Wilhelm "Willi" Bertuleit (Vilius Bertulaitis; 29 May 1900 – 22 July 1941) was a Prussian Lithuanian active in the Klaipėda Region (Memelland). He supported Nazi Germany and its attempts to retake the region from Lithuania. He was a member of the NSDAP and SA. He was killed in action serving in the Wehrmacht in the Eastern Front.

==Biography==
Bertuleit was born in Rund-Görge, now village, just a bit north of Memel, now Klaipėda. He was director of a German bank Bank der Ostpreußischen Landschaft, credit union Kreditverband Memelländischer Grundbesitzer, and unregistered credit union Agraria Kreditgesellschaft. These institutions were used to finance and support pro-Nazi party Socialist People's Union of the Klaipėda Region (Sozialistische Volksgemeinschaft des Memelgebiets or SOVOG), headed by Ernst Neumann.

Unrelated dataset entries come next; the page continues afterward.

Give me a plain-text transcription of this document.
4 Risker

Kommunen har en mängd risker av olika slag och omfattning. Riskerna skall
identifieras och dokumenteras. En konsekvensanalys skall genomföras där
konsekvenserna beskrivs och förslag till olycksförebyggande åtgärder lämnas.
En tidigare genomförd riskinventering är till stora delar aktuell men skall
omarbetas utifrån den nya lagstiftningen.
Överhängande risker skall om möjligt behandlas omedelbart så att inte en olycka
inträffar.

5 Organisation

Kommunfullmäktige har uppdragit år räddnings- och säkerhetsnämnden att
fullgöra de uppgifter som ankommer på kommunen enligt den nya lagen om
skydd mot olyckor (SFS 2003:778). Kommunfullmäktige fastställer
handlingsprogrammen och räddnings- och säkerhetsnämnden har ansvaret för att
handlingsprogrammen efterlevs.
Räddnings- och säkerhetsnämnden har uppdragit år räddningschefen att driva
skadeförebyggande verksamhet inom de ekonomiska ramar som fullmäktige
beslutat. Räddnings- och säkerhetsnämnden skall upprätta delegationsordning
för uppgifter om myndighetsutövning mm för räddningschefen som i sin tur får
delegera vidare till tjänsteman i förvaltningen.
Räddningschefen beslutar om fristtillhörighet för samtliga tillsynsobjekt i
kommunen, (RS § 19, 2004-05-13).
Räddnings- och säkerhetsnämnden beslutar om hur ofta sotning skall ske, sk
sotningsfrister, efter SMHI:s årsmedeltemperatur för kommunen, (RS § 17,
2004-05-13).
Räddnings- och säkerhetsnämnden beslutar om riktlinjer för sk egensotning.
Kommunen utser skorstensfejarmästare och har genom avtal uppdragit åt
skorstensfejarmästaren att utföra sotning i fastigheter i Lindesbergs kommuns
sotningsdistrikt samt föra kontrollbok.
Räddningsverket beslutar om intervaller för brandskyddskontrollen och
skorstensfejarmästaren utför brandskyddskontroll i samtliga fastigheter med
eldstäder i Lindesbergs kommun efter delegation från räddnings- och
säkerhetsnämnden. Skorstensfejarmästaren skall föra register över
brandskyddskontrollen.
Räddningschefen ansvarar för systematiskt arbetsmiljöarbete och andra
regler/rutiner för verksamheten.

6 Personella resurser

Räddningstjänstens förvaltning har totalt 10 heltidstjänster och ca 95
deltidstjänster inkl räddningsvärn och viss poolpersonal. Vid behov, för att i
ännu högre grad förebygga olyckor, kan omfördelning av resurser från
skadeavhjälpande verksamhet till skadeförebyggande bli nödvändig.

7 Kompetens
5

In 1933, Bertuleit joined the NSDAP. He became a deputy of Neumann and was tried for anti-Lithuanian activities during the Neumann–Sass case (December 1934 – March 1935). He received a twelve-year prison sentence but due to the German pressure was released from the Lithuanian imprisonment on 14 February 1938. When December 1938 elections to the Parliament of the Klaipėda Region elected a pro-German majority, Bertuleit was appointed as the President of the Directorate of the Klaipėda Region. After the 20 March 1939 ultimatum, Lithuania had to transfer the region to Germany. Bertuleit participated at the signing of the transfer treaty in Berlin and coordinated the transition until 1 August. As the Directorate and the Parliament of the Klaipėda Region were liquidated, Bertuleit became a member of the Reichstag on 25 April.

Bertuleit was a member of SA and received the rank of SA-Sturmbannführer in 1939. He died in 1941 as a member of the armed forces during the war against the Soviet Union.